Adolescent Lumbar Spondylolisthesis and a Double Major CurveScoliosis-are they Related? Can we Preserve Lumbar Motion
DOI:
https://doi.org/10.47363/JSRR/2025(4)121Keywords:
Adolescent, LumbarAbstract
The coexistence of idiopathic scoliosis and spondylolisthesis is well documented, yet their etiological relationship remains unclear. In some cases, scoliosis may arise secondarily due to the mechanical impact of spondylolisthesis, while in others, both conditions occur independently. We report the case of a 9-year-old girl with symptomatic grade III isthmic spondylolisthesis and mild lumbar scoliosis. Conservative management failed due to non-compliance, leading to progression of both the vertebral slip and spinal curvature. Surgical stabilization of the spondylolisthesis was performed, but scoliosis continued to worsen, ultimately requiring posterior thoracic fusion T3-T12 - preserving motion of the lumbar spine. Following this, the lumbar curve improved spontaneously. At three-year follow-up, the patient remained pain-free, with reduced asymmetry and preserved function. This case illustrates the diagnostic and therapeutic challenges in managing concomitant scoliosis and spondylolisthesis.

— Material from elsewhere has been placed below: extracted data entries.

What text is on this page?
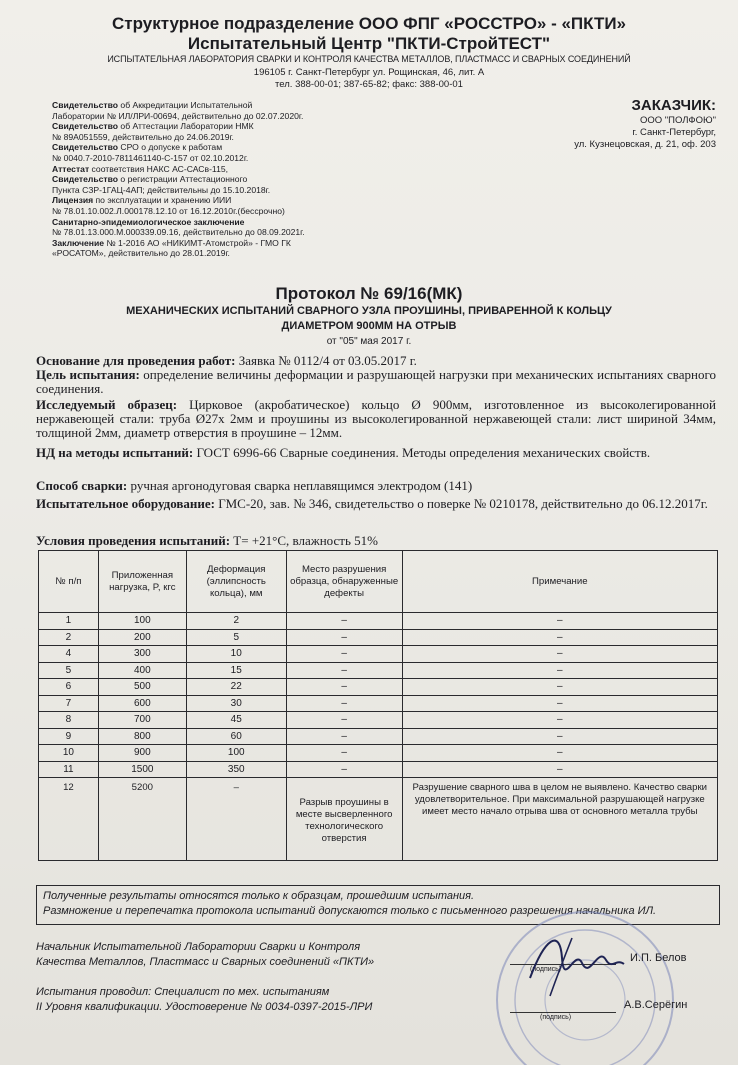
Структурное подразделение ООО ФПГ «РОССТРО» - «ПКТИ»
Испытательный Центр "ПКТИ-СтройТЕСТ"
ИСПЫТАТЕЛЬНАЯ ЛАБОРАТОРИЯ СВАРКИ И КОНТРОЛЯ КАЧЕСТВА МЕТАЛЛОВ, ПЛАСТМАСС И СВАРНЫХ СОЕДИНЕНИЙ
196105 г. Санкт-Петербург ул. Рощинская, 46, лит. А
тел. 388-00-01; 387-65-82; факс: 388-00-01
Свидетельство об Аккредитации Испытательной
Лаборатории № ИЛ/ЛРИ-00694, действительно до 02.07.2020г.
Свидетельство об Аттестации Лаборатории НМК
№ 89А051559, действительно до 24.06.2019г.
Свидетельство СРО о допуске к работам
№ 0040.7-2010-7811461140-С-157 от 02.10.2012г.
Аттестат соответствия НАКС АС-САСв-115,
Свидетельство о регистрации Аттестационного
Пункта СЗР-1ГАЦ-4АП; действительны до 15.10.2018г.
Лицензия по эксплуатации и хранению ИИИ
№ 78.01.10.002.Л.000178.12.10 от 16.12.2010г.(бессрочно)
Санитарно-эпидемиологическое заключение
№ 78.01.13.000.М.000339.09.16, действительно до 08.09.2021г.
Заключение № 1-2016 АО «НИКИМТ-Атомстрой» - ГМО ГК
«РОСАТОМ», действительно до 28.01.2019г.
ЗАКАЗЧИК:
ООО "ПОЛФОЮ"
г. Санкт-Петербург,
ул. Кузнецовская, д. 21, оф. 203
Протокол № 69/16(МК)
МЕХАНИЧЕСКИХ ИСПЫТАНИЙ СВАРНОГО УЗЛА ПРОУШИНЫ, ПРИВАРЕННОЙ К КОЛЬЦУ
ДИАМЕТРОМ 900ММ НА ОТРЫВ
от "05" мая 2017 г.
Основание для проведения работ: Заявка № 0112/4 от 03.05.2017 г.
Цель испытания: определение величины деформации и разрушающей нагрузки при механических испытаниях сварного соединения.
Исследуемый образец: Цирковое (акробатическое) кольцо Ø 900мм, изготовленное из высоколегированной нержавеющей стали: труба Ø27х 2мм и проушины из высоколегированной нержавеющей стали: лист шириной 34мм, толщиной 2мм, диаметр отверстия в проушине – 12мм.
НД на методы испытаний: ГОСТ 6996-66 Сварные соединения. Методы определения механических свойств.
Способ сварки: ручная аргонодуговая сварка неплавящимся электродом (141)
Испытательное оборудование: ГМС-20, зав. № 346, свидетельство о поверке № 0210178, действительно до 06.12.2017г.
Условия проведения испытаний: T= +21°C, влажность 51%
№ п/п	Приложенная нагрузка, P, кгс	Деформация (эллипсность кольца), мм	Место разрушения образца, обнаруженные дефекты	Примечание
1	100	2	–	–
2	200	5	–	–
4	300	10	–	–
5	400	15	–	–
6	500	22	–	–
7	600	30	–	–
8	700	45	–	–
9	800	60	–	–
10	900	100	–	–
11	1500	350	–	–
12	5200	–	Разрыв проушины в месте высверленного технологического отверстия	Разрушение сварного шва в целом не выявлено. Качество сварки удовлетворительное. При максимальной разрушающей нагрузке имеет место начало отрыва шва от основного металла трубы
Полученные результаты относятся только к образцам, прошедшим испытания.
Размножение и перепечатка протокола испытаний допускаются только с письменного разрешения начальника ИЛ.
Начальник Испытательной Лаборатории Сварки и Контроля
Качества Металлов, Пластмасс и Сварных соединений «ПКТИ»
(подпись)
И.П. Белов
Испытания проводил: Специалист по мех. испытаниям
II Уровня квалификации. Удостоверение № 0034-0397-2015-ЛРИ
(подпись)
А.В.Серёгин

Scoliotic curves in this context may be classified as idiopathic, spasm-related (functional), or olisthetic (structural). Identifying the nature of the scoliosis is essential for selecting the appropriate treatment strategy and determining whether spinal fusion should address one or both deformities. Independent idiopathic curves should be managed per standard guidelines, whereas secondary curves may improve after addressing the underlying spondylolisthesis. In patients with coexisting scoliosis and spondylolisthesis, careful assessment is needed to distinguish between idiopathic and secondary curves. Timely surgical intervention in symptomatic spondylolisthesis may prevent or reverse associated deformity, but progressive concomitant idiopathic scoliosis may still require specific surgical management.